I use windows 7 sp1, I7-2600k, hyper-threading and turbo-boost both disabled.
I compiled the application using vs 2010 with intel composer latest version.
I run a piece of AVX code on an image - 1280X960.
Using single threead bind to single core I get 10ms run-time.
Splitting the image into 2 equal halves and runing each half on a seperate thread and core (I bind each thread to a different core) I get 8.8ms run time.

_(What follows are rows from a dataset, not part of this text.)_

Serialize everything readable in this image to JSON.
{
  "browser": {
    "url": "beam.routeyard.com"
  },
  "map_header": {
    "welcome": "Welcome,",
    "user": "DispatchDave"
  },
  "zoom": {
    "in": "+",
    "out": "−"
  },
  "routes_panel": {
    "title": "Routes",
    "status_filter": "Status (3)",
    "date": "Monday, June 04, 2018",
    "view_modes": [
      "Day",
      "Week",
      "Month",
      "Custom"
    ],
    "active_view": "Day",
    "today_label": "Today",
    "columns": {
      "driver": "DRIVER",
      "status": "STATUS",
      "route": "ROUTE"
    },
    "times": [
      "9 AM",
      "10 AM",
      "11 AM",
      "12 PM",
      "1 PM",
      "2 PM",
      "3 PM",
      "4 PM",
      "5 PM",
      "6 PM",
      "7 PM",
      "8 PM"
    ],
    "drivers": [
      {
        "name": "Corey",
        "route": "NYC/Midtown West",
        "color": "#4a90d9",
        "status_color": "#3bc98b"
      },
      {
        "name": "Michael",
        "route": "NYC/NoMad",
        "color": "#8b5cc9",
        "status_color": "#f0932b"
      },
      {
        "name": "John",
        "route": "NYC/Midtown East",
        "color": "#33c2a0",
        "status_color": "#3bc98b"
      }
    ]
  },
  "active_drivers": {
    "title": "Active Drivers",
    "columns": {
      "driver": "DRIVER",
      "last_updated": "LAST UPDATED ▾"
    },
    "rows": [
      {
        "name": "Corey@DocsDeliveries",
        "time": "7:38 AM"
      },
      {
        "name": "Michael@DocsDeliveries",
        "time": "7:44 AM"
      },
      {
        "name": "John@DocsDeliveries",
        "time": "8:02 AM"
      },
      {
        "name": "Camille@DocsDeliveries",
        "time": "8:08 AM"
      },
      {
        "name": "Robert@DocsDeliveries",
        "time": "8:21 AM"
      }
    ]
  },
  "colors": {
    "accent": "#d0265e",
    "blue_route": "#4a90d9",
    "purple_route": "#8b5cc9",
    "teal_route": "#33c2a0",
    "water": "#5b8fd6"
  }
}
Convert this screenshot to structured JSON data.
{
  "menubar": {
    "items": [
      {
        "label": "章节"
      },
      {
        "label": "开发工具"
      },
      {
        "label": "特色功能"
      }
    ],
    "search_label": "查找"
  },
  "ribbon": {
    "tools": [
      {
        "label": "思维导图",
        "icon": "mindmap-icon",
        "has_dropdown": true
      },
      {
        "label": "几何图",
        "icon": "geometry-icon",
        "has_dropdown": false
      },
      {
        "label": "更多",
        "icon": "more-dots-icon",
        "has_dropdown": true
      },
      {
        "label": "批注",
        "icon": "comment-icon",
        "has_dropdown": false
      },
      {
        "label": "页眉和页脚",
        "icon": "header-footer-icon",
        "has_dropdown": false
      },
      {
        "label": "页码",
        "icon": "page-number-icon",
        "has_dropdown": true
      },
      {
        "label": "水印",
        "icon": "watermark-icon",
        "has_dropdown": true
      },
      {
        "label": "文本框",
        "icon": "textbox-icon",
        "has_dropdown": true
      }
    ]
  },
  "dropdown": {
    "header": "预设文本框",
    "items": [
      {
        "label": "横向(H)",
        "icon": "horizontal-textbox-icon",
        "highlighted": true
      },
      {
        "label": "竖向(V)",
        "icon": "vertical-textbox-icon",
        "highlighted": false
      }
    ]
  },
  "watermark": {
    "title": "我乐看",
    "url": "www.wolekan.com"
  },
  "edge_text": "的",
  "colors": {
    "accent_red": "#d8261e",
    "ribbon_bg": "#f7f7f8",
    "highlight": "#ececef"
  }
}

Moving to 3 threads of three thirds of the image - I get 8ms runtime.
I use the same technique using sse4 code and non sse code and the factors I get are usully ~(number of cores).
Is there something I was missing ?
Threading overhead and competition to shared resources can play significant roles in undermining your goal of performance scaling with core counts.
Your observation of ~12% gain with two cores suggests that you probably want to investigate both aspects of your workload independently.
On the threading overhead, you might want to examine the fraction of total path length (number of instructions) executed on each core in the multi-threaded scenario relative to your single-thread base line.
If your two-thread/two-core experiment tells you each cores executed significantly more than one half of the total path length of your single-thread baseline. That's an indication of opportunity to improve your performance scaling orthogonal to data locality issues. Whether your threading is done by hand or by tools, measurement can often tell you things you might have taken for granted as small but not true or over-simplified. Parallel studio has tools that can help you. I also use SDE to make such examinations.
Let's assume you find threading overhead to be small, then locality issue is likely the main thing you need to deal with. This could be memory traffic (either b/w or latency aspect of memory traffic could drag down performance scaling). It is also possible for MLC bandwidth to become an issue in your two-core scaling of only ~12%. Although the regression in your 3-core/3-thread experiment would suggest you want to look at the locality where you feed your AVX computation, and memory traffic would be the first candidate of your scaling issue.
If the size of the image already bring your single-thread workload to feed from memory. Then simply dividing the image into two/three/multiple banks for each thread to work on can run into memory bandwidth contention as your thread count increases. As each core puts memory transaction requests on the queue, software may see the effect of cores getting starved by bandwidth and increasing latency. If may be the case, with doubling of two threads, you were approaching memory bandwidth bottleneck. Devising some cache blocking scheme to move up the locality should help with core-count scaling and may also be beneficial to smoother performance scaling with image sizes.